La nomination à la nonciature en France de Mgr Luigi Ventura a été annoncée aujourd’hui aux journalistes (avec
embargo jusqu’à midi). Je tenais moi-même en réserve depuis plus de trois mois le portrait du successeur de Fortunato Baldelli, dont la nomination a subi divers retards. (Une erreur de manipulation
a d’ailleurs fait qu’un article, comprenant la plupart des informations que je donne ici, a été diffusé durant quelques minutes sur ce blog, il y a justement plus trois mois, et que les quelques
privilégiés qui l’ont lu ont pu bénéficier de la primeur absolue de la nouvelle, alors qu’elle était encore incertaine!).

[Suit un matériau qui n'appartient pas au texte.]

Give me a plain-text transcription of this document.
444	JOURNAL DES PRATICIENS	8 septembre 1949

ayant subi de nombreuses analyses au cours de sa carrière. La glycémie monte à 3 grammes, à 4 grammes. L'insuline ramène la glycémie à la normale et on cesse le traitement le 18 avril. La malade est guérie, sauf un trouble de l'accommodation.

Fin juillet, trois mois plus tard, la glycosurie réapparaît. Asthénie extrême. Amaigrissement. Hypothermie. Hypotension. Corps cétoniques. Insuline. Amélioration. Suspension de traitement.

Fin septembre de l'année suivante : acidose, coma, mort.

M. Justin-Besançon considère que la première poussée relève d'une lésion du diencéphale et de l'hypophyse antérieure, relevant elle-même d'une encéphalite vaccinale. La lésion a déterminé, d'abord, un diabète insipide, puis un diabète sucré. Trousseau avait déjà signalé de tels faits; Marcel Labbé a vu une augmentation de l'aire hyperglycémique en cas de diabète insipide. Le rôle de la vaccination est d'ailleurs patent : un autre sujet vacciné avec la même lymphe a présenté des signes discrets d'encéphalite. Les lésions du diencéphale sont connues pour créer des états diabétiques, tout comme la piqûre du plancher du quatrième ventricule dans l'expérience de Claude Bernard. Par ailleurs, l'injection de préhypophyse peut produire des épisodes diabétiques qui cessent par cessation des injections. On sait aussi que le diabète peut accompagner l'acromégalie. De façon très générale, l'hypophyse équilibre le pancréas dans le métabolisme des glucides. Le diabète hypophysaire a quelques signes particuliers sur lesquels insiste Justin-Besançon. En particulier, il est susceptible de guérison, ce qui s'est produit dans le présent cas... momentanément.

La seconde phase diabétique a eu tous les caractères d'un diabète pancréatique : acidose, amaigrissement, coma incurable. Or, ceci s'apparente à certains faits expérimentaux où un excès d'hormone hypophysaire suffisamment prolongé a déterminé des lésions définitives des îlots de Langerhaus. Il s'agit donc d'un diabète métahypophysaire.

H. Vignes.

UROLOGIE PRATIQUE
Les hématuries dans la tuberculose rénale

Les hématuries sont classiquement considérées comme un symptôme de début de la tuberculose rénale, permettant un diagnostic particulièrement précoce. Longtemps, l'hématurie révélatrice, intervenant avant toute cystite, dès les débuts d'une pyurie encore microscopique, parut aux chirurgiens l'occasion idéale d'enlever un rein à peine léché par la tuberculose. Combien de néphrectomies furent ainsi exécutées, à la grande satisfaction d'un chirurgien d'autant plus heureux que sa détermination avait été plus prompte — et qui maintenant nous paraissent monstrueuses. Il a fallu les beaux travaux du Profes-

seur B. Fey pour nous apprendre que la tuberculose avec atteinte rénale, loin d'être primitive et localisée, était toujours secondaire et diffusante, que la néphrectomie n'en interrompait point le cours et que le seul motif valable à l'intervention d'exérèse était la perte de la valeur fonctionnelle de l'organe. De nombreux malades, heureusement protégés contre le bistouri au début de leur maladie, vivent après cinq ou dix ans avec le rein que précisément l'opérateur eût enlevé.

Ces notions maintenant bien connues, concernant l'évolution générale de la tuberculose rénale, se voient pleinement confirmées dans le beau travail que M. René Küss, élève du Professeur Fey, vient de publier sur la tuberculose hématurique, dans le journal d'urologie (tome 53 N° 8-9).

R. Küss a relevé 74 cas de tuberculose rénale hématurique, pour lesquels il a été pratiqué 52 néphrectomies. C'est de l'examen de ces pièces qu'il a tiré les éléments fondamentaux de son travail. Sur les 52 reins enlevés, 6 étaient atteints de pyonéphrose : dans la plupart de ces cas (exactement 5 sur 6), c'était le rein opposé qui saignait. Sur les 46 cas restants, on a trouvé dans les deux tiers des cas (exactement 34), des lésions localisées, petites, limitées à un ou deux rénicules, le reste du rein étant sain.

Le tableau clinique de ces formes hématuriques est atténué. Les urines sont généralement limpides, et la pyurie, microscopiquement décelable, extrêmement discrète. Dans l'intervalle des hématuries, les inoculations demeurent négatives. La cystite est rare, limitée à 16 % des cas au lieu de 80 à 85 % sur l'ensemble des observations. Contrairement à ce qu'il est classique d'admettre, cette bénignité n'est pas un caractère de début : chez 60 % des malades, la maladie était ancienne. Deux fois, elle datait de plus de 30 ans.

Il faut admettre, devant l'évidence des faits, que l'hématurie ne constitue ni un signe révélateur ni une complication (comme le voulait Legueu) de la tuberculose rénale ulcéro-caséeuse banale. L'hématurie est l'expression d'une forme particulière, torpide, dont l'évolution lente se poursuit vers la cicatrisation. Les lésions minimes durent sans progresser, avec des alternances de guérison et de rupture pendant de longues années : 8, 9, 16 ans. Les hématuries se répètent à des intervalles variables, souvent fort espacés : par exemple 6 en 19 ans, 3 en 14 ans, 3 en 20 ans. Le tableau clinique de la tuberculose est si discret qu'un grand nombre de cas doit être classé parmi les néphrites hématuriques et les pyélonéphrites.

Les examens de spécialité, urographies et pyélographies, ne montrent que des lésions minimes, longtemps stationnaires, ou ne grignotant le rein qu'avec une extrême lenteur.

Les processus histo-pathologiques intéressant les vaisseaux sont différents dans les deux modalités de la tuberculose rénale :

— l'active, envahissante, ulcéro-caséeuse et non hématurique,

La nomination de Luigi Ventura a été facilité par son ancienneté, qui est un critère qui compte beaucoup dans la carrière des anciens élèves de « l’école des nonces » (l’Académie
ecclésiastique pontificale) : dans les nonciatures importantes, il était le plus ancien et le plus anciennement nommé. Luigi Ventura est d’une étoffe et d’une « ligne » qui lui aurait permis d’être
nommé au poste de secrétaire pour les relations avec les Etats, qu’a reçu Mgr Mamberti, ministre des Affaires étrangères de l’Église en 2006. Mais c’est donc via le 10 de l’avenue du
Président-Wilson que Ventura arrivera un jour au cardinalat, et l’on ne peut que se réjouir de ce détour dans notre pays.
Luigi Ventura est originaire de Brescia, où il né le 9 décembre 1944. Il a donc 65 ans. Il lui faudra d’ailleurs un certain temps pour connaître la France qu’il ignore, mais le premier conseiller
de la nonciature et excellente personne, Mgr Maurizio Bravi, fera la jonction, avant d’être appelé lui-même à de plus hautes fonctions. A l’origine secrétaire du cardinal Casaroli, il a percé comme
membre éminent du personnel diplomatique Sodano (lorsqu’il est devenu évêque, il lui a demandé d’être son consécrateur), il passe pour être un pur ratzinguérien, ce qu’il a prouvé en huilant la
nomination de Marc Ouellet à Québec, comme je dirai. Chaleureux, parlant le français avec un net accent italien mais d’une aisance presque volubile (parler vite et beaucoup pour dire peu de choses
est typique de la vieille époque, celle de Casaroli), l’archevêque Ventura est un homme de grande expérience diplomatique : nonce en Côte d’Ivoire, au Burkina Faso, au Niger, il devint en 1999,
nonce apostolique au Chili. L’Amérique latine était sous le pontificat précédent le vivier des hautes personnalités diplomatiques du Saint-Siège.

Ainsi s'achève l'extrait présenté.